The black death is set upon the city of Thebes, as the people look towards their righteous king, Oedipus for hope and resolution. Oedipus is seen as a hero to the people, but has not identified with himself: ‘I grieve for these, my people, far more than I fear for my own life’ (Sophocles 163). Oedipus’s self-thoughts and heroic beliefs are shaped and challenged. He is unaware of his hamartia, as he is oblivious to his true self. His selfishness is his downfall, as he presumes too much of his understanding of the world as: ‘He is the plague, the heart of our corruption’ (Sophocles 172). He solemnly swears that he will find the murderer of Laius as he feels there is: ‘Nothing to fear, even if he must denounce himself’ (Sophocles 171). As of yet, Oedipus feels no such pain, he has not escaped his birth, as the truth is hidden from him in the darkness.

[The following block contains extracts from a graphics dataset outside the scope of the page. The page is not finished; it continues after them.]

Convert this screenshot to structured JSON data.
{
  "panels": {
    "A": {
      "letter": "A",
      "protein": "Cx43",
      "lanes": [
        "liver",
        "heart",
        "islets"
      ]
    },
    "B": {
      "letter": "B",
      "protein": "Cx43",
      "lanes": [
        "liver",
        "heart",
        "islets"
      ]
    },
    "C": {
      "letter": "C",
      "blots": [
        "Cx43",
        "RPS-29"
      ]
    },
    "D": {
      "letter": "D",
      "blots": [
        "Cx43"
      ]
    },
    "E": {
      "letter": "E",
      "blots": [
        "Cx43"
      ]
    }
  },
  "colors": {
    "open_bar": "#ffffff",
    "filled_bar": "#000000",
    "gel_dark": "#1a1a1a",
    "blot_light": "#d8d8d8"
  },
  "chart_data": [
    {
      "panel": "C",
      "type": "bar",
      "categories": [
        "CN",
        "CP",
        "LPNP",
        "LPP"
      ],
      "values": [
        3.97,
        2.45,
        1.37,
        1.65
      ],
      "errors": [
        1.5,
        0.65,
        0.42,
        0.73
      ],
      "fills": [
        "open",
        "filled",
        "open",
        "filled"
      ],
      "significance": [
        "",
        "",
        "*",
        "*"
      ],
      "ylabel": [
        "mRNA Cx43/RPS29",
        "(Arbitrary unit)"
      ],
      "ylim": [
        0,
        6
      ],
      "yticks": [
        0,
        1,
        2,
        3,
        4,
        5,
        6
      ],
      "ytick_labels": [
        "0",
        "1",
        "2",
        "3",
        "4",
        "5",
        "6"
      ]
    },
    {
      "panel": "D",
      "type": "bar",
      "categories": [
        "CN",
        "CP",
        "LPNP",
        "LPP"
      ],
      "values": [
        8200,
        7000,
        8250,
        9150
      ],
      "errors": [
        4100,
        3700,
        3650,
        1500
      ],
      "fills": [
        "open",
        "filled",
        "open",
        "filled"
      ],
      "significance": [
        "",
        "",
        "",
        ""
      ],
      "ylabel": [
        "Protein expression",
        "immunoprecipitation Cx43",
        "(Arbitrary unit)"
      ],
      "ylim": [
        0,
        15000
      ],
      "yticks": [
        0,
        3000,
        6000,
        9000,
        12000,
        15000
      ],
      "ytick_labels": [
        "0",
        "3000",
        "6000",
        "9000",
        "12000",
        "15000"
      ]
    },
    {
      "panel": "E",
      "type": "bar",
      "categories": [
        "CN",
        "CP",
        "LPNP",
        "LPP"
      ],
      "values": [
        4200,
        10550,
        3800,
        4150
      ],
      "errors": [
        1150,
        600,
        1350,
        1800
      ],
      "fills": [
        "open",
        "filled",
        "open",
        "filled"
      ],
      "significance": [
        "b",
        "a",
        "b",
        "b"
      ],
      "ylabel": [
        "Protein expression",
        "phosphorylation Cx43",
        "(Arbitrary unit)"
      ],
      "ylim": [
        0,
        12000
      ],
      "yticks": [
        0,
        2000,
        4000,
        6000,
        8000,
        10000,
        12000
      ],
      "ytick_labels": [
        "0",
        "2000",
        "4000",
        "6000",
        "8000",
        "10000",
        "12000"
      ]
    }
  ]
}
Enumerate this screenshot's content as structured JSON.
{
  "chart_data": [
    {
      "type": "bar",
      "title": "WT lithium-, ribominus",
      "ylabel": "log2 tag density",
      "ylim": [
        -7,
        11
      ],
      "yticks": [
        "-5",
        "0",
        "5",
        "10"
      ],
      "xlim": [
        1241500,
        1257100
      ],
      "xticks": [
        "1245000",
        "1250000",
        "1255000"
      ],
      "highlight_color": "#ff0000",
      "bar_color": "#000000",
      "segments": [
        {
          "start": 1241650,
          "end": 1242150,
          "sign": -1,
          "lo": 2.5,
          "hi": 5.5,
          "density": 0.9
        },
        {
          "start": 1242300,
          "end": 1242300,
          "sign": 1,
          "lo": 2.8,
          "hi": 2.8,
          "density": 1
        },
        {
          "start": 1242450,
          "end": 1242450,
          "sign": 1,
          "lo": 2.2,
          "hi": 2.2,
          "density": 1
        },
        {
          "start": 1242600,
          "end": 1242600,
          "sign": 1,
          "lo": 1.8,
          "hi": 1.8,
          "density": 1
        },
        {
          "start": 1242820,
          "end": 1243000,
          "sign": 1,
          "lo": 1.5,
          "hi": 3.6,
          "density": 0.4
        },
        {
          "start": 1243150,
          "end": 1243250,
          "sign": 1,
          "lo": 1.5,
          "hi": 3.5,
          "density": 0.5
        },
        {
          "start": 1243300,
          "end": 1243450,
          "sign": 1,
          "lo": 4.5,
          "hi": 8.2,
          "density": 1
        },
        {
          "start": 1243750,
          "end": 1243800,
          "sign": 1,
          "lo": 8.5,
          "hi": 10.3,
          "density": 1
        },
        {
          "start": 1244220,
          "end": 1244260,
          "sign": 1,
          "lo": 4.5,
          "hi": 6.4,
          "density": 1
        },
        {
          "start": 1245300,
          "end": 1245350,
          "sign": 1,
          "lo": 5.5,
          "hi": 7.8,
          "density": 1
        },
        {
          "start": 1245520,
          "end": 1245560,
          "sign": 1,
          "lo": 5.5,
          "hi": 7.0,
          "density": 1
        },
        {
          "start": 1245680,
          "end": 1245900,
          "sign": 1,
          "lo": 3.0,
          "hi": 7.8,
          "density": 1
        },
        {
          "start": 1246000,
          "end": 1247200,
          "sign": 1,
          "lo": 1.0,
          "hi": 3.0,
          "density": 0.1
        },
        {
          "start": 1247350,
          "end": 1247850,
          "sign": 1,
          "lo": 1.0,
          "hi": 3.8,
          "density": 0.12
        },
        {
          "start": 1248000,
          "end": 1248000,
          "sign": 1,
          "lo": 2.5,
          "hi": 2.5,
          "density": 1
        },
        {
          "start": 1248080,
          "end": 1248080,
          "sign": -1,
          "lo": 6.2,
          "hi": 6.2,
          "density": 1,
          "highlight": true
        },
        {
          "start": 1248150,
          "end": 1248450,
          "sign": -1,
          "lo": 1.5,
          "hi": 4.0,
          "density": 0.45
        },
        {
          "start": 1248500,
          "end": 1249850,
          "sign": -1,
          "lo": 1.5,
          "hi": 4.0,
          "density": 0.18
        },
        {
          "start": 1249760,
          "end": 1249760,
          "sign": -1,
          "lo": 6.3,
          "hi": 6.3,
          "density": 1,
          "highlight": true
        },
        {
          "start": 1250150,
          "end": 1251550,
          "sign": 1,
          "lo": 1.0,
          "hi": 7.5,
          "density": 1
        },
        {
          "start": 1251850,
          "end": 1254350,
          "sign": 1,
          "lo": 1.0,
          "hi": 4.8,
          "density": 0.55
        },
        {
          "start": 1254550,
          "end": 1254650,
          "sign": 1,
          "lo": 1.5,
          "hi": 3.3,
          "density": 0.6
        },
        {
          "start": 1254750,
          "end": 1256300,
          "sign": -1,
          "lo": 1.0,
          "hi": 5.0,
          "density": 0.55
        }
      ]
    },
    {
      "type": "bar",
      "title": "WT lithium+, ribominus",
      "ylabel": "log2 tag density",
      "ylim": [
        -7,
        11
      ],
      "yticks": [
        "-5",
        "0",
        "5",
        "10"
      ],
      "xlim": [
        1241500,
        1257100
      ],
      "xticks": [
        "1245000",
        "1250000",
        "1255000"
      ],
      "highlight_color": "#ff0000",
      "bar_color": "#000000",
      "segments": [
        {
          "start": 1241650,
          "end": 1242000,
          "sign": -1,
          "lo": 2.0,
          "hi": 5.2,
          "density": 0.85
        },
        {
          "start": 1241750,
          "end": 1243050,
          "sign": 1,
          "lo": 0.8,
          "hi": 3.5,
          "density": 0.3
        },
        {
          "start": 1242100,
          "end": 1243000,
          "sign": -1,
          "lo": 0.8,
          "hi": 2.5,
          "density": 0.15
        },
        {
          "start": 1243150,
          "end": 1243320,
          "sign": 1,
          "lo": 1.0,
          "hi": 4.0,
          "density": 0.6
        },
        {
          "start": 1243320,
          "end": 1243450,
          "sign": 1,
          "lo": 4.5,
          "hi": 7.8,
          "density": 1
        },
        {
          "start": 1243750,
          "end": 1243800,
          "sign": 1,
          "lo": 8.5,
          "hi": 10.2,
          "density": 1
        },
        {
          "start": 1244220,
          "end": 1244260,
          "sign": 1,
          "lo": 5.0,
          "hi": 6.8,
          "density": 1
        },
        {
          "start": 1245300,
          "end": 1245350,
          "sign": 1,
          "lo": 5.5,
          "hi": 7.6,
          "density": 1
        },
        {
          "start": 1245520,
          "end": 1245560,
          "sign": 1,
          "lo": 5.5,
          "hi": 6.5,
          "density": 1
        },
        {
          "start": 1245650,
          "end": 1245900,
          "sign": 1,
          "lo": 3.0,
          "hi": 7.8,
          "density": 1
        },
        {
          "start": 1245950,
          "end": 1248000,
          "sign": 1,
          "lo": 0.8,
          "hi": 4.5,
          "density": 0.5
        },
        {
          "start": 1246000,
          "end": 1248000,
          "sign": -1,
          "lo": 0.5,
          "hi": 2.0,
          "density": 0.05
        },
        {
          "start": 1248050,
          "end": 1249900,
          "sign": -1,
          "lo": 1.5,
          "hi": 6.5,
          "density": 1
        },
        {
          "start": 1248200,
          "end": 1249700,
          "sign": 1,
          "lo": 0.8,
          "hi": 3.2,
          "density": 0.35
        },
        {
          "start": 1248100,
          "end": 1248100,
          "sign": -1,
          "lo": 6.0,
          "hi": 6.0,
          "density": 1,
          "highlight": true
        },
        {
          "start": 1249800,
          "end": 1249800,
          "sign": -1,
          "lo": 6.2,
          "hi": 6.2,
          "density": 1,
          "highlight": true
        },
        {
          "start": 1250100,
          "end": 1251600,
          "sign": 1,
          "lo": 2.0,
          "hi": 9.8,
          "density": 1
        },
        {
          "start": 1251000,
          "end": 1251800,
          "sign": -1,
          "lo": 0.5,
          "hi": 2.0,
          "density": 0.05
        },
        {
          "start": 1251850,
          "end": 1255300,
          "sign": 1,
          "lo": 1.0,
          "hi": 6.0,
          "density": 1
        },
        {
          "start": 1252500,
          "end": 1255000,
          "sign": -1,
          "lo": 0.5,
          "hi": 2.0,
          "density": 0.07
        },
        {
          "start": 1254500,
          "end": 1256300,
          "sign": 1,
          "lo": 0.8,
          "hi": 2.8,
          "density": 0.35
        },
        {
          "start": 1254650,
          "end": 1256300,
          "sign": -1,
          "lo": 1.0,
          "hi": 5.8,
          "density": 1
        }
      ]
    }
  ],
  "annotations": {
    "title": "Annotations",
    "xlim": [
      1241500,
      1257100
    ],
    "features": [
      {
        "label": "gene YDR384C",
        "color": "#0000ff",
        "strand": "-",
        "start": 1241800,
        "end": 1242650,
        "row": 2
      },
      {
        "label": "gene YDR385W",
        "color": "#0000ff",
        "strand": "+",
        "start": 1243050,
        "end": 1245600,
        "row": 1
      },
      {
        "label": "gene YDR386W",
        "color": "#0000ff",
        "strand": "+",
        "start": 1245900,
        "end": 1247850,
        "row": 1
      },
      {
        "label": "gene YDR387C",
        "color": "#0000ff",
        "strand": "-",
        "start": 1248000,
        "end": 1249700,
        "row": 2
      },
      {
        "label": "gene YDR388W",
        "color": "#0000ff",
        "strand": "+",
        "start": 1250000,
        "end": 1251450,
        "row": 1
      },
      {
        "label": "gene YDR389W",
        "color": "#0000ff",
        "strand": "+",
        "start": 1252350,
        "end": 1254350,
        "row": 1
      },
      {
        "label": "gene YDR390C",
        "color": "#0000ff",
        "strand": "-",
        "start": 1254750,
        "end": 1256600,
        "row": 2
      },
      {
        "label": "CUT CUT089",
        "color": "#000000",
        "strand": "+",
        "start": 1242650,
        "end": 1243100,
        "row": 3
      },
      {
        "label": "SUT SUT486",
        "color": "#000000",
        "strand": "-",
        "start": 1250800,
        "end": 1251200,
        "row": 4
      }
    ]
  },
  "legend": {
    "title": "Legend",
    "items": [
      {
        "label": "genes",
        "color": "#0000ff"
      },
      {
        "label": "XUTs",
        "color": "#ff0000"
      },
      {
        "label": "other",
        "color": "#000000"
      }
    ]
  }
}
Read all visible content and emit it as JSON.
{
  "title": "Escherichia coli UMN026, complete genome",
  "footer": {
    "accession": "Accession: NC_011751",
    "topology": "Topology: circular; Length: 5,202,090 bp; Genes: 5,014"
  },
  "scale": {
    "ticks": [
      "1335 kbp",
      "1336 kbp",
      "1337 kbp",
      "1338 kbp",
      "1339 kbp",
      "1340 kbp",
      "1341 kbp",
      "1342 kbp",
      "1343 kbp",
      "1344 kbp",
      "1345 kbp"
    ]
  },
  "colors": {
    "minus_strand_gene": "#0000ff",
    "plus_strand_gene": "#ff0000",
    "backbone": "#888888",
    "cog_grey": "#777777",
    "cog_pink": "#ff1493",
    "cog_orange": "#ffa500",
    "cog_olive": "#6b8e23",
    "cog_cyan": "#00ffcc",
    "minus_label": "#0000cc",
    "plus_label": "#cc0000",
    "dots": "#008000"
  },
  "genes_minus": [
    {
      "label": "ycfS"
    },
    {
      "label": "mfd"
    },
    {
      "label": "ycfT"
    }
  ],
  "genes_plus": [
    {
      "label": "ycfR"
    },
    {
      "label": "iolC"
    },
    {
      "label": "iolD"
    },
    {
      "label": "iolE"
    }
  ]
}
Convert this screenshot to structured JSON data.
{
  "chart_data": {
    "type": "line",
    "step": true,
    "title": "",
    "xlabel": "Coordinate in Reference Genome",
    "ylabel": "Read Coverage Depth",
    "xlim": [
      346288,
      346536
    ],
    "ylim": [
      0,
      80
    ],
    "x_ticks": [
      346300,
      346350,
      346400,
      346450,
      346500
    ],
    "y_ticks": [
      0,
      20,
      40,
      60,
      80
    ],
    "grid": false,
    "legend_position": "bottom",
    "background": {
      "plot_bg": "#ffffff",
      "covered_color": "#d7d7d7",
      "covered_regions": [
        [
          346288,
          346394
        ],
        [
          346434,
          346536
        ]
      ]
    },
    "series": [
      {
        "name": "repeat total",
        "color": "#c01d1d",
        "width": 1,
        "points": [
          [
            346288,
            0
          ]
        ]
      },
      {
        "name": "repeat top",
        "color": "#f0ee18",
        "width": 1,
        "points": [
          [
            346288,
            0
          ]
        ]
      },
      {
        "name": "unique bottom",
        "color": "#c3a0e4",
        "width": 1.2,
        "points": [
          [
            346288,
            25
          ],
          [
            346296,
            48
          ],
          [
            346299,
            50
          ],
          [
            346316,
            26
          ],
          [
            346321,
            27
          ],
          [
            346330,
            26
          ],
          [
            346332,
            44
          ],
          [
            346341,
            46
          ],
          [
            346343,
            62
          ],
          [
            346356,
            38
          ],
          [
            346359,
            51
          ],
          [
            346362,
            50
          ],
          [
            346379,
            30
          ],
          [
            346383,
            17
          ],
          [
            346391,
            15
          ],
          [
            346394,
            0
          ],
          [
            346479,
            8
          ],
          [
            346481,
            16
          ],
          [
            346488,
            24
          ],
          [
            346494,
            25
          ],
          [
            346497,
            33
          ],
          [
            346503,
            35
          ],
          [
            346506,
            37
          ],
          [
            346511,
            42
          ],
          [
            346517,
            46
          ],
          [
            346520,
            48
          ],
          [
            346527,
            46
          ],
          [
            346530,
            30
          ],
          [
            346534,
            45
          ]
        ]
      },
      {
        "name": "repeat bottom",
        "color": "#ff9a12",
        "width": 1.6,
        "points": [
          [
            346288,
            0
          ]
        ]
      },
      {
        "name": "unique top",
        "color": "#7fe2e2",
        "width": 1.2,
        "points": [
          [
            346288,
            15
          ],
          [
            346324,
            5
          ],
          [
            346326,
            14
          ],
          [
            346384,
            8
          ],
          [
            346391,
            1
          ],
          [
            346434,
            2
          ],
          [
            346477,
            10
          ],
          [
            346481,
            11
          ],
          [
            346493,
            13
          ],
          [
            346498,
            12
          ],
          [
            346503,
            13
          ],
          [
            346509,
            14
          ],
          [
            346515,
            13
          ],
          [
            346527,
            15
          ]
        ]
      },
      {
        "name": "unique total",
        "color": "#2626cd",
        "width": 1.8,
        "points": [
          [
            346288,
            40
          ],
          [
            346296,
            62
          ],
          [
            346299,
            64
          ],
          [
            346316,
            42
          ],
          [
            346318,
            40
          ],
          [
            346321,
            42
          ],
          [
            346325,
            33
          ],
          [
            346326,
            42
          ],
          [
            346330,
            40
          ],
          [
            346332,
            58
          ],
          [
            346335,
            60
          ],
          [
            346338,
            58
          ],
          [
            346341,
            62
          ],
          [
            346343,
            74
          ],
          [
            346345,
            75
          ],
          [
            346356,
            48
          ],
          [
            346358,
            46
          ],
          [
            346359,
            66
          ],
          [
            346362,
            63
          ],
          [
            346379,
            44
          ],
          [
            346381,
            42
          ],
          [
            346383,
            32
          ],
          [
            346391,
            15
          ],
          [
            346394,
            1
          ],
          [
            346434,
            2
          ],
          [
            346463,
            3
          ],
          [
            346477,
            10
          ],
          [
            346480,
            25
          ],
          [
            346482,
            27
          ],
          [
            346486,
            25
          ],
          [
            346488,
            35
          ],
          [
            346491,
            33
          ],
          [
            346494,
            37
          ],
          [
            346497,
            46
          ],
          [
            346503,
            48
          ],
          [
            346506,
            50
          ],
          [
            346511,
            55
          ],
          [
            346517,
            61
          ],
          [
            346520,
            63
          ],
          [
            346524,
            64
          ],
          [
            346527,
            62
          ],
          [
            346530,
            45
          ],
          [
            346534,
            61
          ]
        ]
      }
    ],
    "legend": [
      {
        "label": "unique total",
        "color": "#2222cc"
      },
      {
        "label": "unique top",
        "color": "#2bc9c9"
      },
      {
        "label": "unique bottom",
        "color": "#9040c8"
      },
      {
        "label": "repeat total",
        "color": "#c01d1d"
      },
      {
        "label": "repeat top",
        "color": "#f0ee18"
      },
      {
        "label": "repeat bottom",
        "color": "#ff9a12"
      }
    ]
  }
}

Oedipus’s willingness to find the murderer of Laius is reflected in the presence of the blind seer, Tiresias. Oedipus’s hubris is demonstrated as he confronts the blind seer, for saying he was the murderer of Laius: ‘You, scum of the earth, you’d enrage a heart of stone!’ (Sophocles 178). Tiresias holds the key to Oedipus’s future and immortality, and refuses to abide by Oedipus’s commands: ‘The truth with all its power lives inside me’ (Sophocles 179). Oedipus thinks he is cleverer than Tiresias, who speaks for the Gods. Oedipus’s pride and good fortune have been defied by the Gods for mocking Tiresias’s blindness. His wife, Jocasta believes that this potential prophecy is a farce as: ‘nothing human can penetrate the future’ (Sophocles 201). Jocasta knows the truth of Oedipus’s fate, as she attempts to isolate his worries, as he wants to know the truth from a Shephard: ‘I am afraid Jocasta: I’ve got to see him’ (Sophocles 204). This emphasises that the noble and courageous king that once was, is now no more.

As the oracle comes to pass for Oedipus, he comes to terms with his peripetia and anagnorisis, that he would kill his father, Laius, and marry his mother, Jocasta. He has been: ‘cursed in the lives I cut down with these hands!’ (Sophocles 232). The death of Jocasta: ‘By her hand’, forces Oedipus to blind himself as punishment. He laments and weeps as: ‘He rips off her brooches, the long gold pins’ and ‘digs them into the sockets of his eyes’ (Sophocles 236 and 237). This emphasized Oedipus’s belief that by clearing his name, he would be free from his torment and destructive nature. He is now implicated for his crimes and there is no light for him anymore: ‘Blind in the darkness-blind!’ (Sophocles 237). The soliloquy: ‘hide me somewhere, kill me, hurl me into the sea where you can never look on me again’ reveals Oedipus’s true desires and psychological state of what he wants to happen for his wrongdoings as he wishes to be exiled (Sophocles 244).

The pathos of Oedipus is significant in the denouement of the play. There is pity and empathy for him, as we see him for the first, and last time as a family man, towards his two daughters, Antigone and Ismene: ‘I fathered you in the soul that gave me life’ (Sophocles 248). The character of Creon, whom Oedipus believed had the desire to take his place as king, grants Oedipus’s exile: ‘You’ll get your wish at once’ (Sophocles 250). With that said, the tragedy of Oedipus’s exile could signify the power and authority of Creon as he now has full control over the city of Thebes: ‘No more: here your power ends. None of your power follows you through life’ (Sophocles 250). The reader is left with a resolution, but not a satisfiable one, as the dramatic irony of this play demonstrates despair for the reader and predicts the outcome of Oedipus’s fate: ‘Count no man happy till he dies, free of pain at last’ (Sophocles 251).